Forgive us (and Konami) if that description sounds overly familiar. It’s true though, that Ecclesia is ostensibly the same monster-hunting experience we’ve enjoyed since 1997’s Symphony of the Night. However, there are several alterations that make it totally worth playing even if you tired of this formula years ago, first and foremost of which is the Glyph system.
Heroine Shanoa gets her powers by absorbing floating symbols called Glyphs. Every attack she has in the game, from swords to hammers to lightning spells, comes from a Glyph she steals from an enemy. Example: a rapier-wielding skeleton will drop the Rapier Glyph, while a fire-chucking demon leaves behind a flame-based Glyph. The more you use them, and the more you absorb, the stronger you become. At first this sounds awfully close to the soul-sucking ability in Dawn of Sorrow, but there every enemy had a power to release – in Ecclesia, only certain enemies and bosses give you anything for your trouble. This simultaneously makes searching for new powers exciting and annoying; it’s common to play for extended periods of time and not find a new power simply because the enemy that drops it is hard to find and has a low drop rate. We felt this mix of acquiring new powers while strengthening old ones made was habit forming, but if you don’t like a bit of grinding it could get old quick.
There are three customizable slots that can hold three Glyphs each. This lets you create a battle setup for any occurrence – if a hammer-resistant lizard man is giving you trouble, activate your blade setup and slice him down. Similarly, if you’re facing a boss that’s killing you over and over again, try mixing and matching powers until you find a combination that works. There’s usually only one truly effective means of attack, but that period of discovery makes each boss encounter more tense and challenging than most console bosses today. Still, we have two small complaints about the enemies themselves – firstly, there are a lot of reused creatures from past games, and second, a lot of them bully Shanoa around by standing right on top of her, getting in a lot of cheap hits while you’re trying to turn around.
Anyway, we love Shanoa’s powers, we love how she gets the powers, and strangely enough we love where she uses said powers. Previous Castlevanias kept the action inside Dracula’s castle; Portrait of Ruin took place there but let you explore new areas the series hadn’t really touched before via a series of portal-paintings.
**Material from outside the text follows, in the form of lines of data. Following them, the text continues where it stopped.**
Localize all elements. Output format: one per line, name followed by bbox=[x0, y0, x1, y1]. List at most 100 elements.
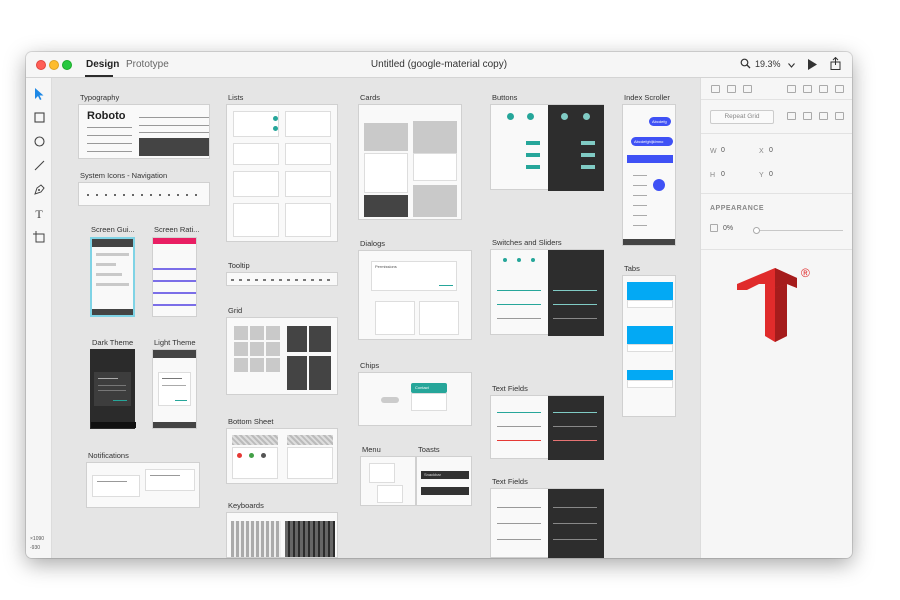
titlebar: Design Prototype Untitled (google-materi… bbox=[26, 52, 852, 78]
opacity-slider-track[interactable] bbox=[756, 230, 843, 231]
artboard-text-fields-2[interactable] bbox=[490, 488, 604, 558]
align-left-icon[interactable] bbox=[711, 85, 720, 93]
brand-logo-icon: ® bbox=[735, 266, 815, 344]
artboard-keyboards[interactable] bbox=[226, 512, 338, 558]
chevron-down-icon[interactable] bbox=[788, 60, 795, 71]
repeat-grid-button[interactable]: Repeat Grid bbox=[710, 110, 774, 124]
artboard-buttons[interactable] bbox=[490, 104, 604, 191]
y-label: Y bbox=[759, 172, 764, 179]
artboard-label-tooltip[interactable]: Tooltip bbox=[228, 261, 250, 270]
index-pill-2: Abcdefghijklmno bbox=[634, 138, 664, 144]
roboto-sample: Roboto bbox=[87, 110, 126, 122]
artboard-bottom-sheet[interactable] bbox=[226, 428, 338, 484]
width-field[interactable]: 0 bbox=[721, 147, 725, 154]
artboard-light-theme[interactable] bbox=[152, 349, 197, 429]
align-row bbox=[701, 78, 852, 100]
artboard-label-bottom-sheet[interactable]: Bottom Sheet bbox=[228, 417, 273, 426]
opacity-value[interactable]: 0% bbox=[723, 225, 733, 232]
pen-tool-icon[interactable] bbox=[33, 184, 45, 196]
chip-label: Contact bbox=[415, 385, 429, 390]
boolean-intersect-icon[interactable] bbox=[819, 112, 828, 120]
appearance-heading: APPEARANCE bbox=[710, 205, 765, 212]
artboard-index-scroller[interactable]: Abcdefg Abcdefghijklmno bbox=[622, 104, 676, 246]
artboard-label-switches[interactable]: Switches and Sliders bbox=[492, 238, 562, 247]
x-field[interactable]: 0 bbox=[769, 147, 773, 154]
boolean-add-icon[interactable] bbox=[787, 112, 796, 120]
rectangle-tool-icon[interactable] bbox=[33, 112, 45, 124]
repeat-grid-row: Repeat Grid bbox=[701, 100, 852, 134]
distribute-icon[interactable] bbox=[835, 85, 844, 93]
align-bottom-icon[interactable] bbox=[819, 85, 828, 93]
zoom-level[interactable]: 19.3% bbox=[755, 59, 781, 69]
height-field[interactable]: 0 bbox=[721, 171, 725, 178]
artboard-label-buttons[interactable]: Buttons bbox=[492, 93, 517, 102]
artboard-label-grid[interactable]: Grid bbox=[228, 306, 242, 315]
artboard-menu[interactable] bbox=[360, 456, 416, 506]
artboard-lists[interactable] bbox=[226, 104, 338, 242]
artboard-grid[interactable] bbox=[226, 317, 338, 395]
artboard-label-notifications[interactable]: Notifications bbox=[88, 451, 129, 460]
artboard-dark-theme[interactable] bbox=[90, 349, 136, 429]
artboard-label-system-icons[interactable]: System Icons - Navigation bbox=[80, 171, 167, 180]
artboard-switches[interactable] bbox=[490, 249, 604, 336]
boolean-exclude-icon[interactable] bbox=[835, 112, 844, 120]
artboard-system-icons[interactable] bbox=[78, 182, 210, 206]
height-label: H bbox=[710, 172, 716, 179]
search-icon[interactable] bbox=[740, 58, 751, 72]
artboard-label-dialogs[interactable]: Dialogs bbox=[360, 239, 385, 248]
artboard-label-toasts[interactable]: Toasts bbox=[418, 445, 440, 454]
artboard-cards[interactable] bbox=[358, 104, 462, 220]
text-tool-icon[interactable]: T bbox=[33, 208, 45, 220]
canvas[interactable]: Typography Roboto System Icons - Navigat… bbox=[52, 78, 700, 558]
artboard-chips[interactable]: Contact bbox=[358, 372, 472, 426]
cursor-y-readout: -930 bbox=[30, 545, 41, 551]
artboard-label-index-scroller[interactable]: Index Scroller bbox=[624, 93, 670, 102]
artboard-label-text-fields-1[interactable]: Text Fields bbox=[492, 384, 528, 393]
artboard-label-tabs[interactable]: Tabs bbox=[624, 264, 640, 273]
artboard-label-cards[interactable]: Cards bbox=[360, 93, 380, 102]
tools-panel: T ×1090 -930 bbox=[26, 78, 52, 558]
artboard-label-menu[interactable]: Menu bbox=[362, 445, 381, 454]
artboard-notifications[interactable] bbox=[86, 462, 200, 508]
artboard-label-dark-theme[interactable]: Dark Theme bbox=[92, 338, 133, 347]
dialog-title: Permissions bbox=[375, 264, 397, 269]
opacity-slider-handle[interactable] bbox=[753, 227, 760, 234]
active-tab-indicator bbox=[85, 75, 113, 77]
artboard-toasts[interactable]: Snackbar bbox=[416, 456, 472, 506]
play-icon[interactable] bbox=[808, 59, 817, 73]
align-top-icon[interactable] bbox=[787, 85, 796, 93]
artboard-label-chips[interactable]: Chips bbox=[360, 361, 379, 370]
document-title: Untitled (google-material copy) bbox=[370, 59, 508, 70]
artboard-label-typography[interactable]: Typography bbox=[80, 93, 119, 102]
opacity-icon bbox=[710, 224, 718, 232]
align-center-icon[interactable] bbox=[727, 85, 736, 93]
artboard-dialogs[interactable]: Permissions bbox=[358, 250, 472, 340]
share-icon[interactable] bbox=[830, 56, 841, 73]
artboard-text-fields-1[interactable] bbox=[490, 395, 604, 460]
artboard-tool-icon[interactable] bbox=[33, 231, 45, 243]
width-label: W bbox=[710, 148, 717, 155]
artboard-label-light-theme[interactable]: Light Theme bbox=[154, 338, 196, 347]
y-field[interactable]: 0 bbox=[769, 171, 773, 178]
artboard-label-keyboards[interactable]: Keyboards bbox=[228, 501, 264, 510]
line-tool-icon[interactable] bbox=[33, 160, 45, 172]
artboard-label-screen-ratios[interactable]: Screen Rati... bbox=[154, 225, 199, 234]
cursor-x-readout: ×1090 bbox=[30, 536, 45, 542]
artboard-label-screen-guides[interactable]: Screen Gui... bbox=[91, 225, 135, 234]
registered-mark: ® bbox=[801, 266, 810, 280]
select-tool-icon[interactable] bbox=[33, 88, 45, 100]
artboard-label-text-fields-2[interactable]: Text Fields bbox=[492, 477, 528, 486]
artboard-screen-guides[interactable] bbox=[90, 237, 135, 317]
artboard-typography[interactable]: Roboto bbox=[78, 104, 210, 159]
align-middle-icon[interactable] bbox=[803, 85, 812, 93]
boolean-subtract-icon[interactable] bbox=[803, 112, 812, 120]
artboard-tooltip[interactable] bbox=[226, 272, 338, 286]
dimensions-row: W 0 X 0 H 0 Y 0 bbox=[701, 134, 852, 194]
app-window: Design Prototype Untitled (google-materi… bbox=[26, 52, 852, 558]
artboard-screen-ratios[interactable] bbox=[152, 237, 197, 317]
toast-text: Snackbar bbox=[424, 472, 441, 477]
ellipse-tool-icon[interactable] bbox=[33, 136, 45, 148]
artboard-tabs[interactable] bbox=[622, 275, 676, 417]
align-right-icon[interactable] bbox=[743, 85, 752, 93]
artboard-label-lists[interactable]: Lists bbox=[228, 93, 243, 102]
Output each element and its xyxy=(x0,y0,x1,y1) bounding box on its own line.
Ecclesia does this for real, taking place completely outside of the castle, sending Shanoa through mountains, graphically impressive storms, a bone-laden cave, the list goes on. Unlike the previous games’ “wander around” idea, you have a straightforward path to follow for a good chunk of the game. Once you uncover the truth behind Shanoa’s absorption abilities, and why she lost her memories and emotions, Dracula’s enormous castle returns as a last-minute treat for fans.
One of our favorite additions is the town Wygol. At first it’s deserted, but as you travel the surrounding areas you’ll find the villagers wrapped in Glyphs, ready to be freed and sent home. Once there, they take on typical villager roles like merchant, blacksmith and mayor, slowly offering you more and better goods as you complete varied and genuinely interesting side quests; we loved snapping pictures of rare enemies and recording sounds for a struggling musician. Plus the whole idea of restoring towns and hoofing it through the wilderness brought back memories of the NES favorite, Castlevania II: Simon’s Quest. There’s even a specific shout-out in the dialogue when Shanoa enters Drac’s castle, a little something about vanquishing the horrible night.
Ecclesia bundles a few online modes into its already generous single player adventure, including an online store for buying and selling items, and a trio of versus race courses in which you compete against another player for best time, hearts and enemies killed. Our time with the latter was laggy and a little confusing. Honestly online’s never been the focus of the DS entries, so we’re not surprised to see it less than exceptional yet again.
Ignoring the Wi-Fi Connection stuff, there’s still so much to see and do it’s hard to imagine gamers not absolutely devouring all the hidden details and ultra-rare items just to say “I did it.” If you’ve been on the fence or unimpressed with the games so far, try Ecclesia. Its build-a-town mini quest, exceptional animation, surprisingly interesting story and predictably catchy music could still convert you.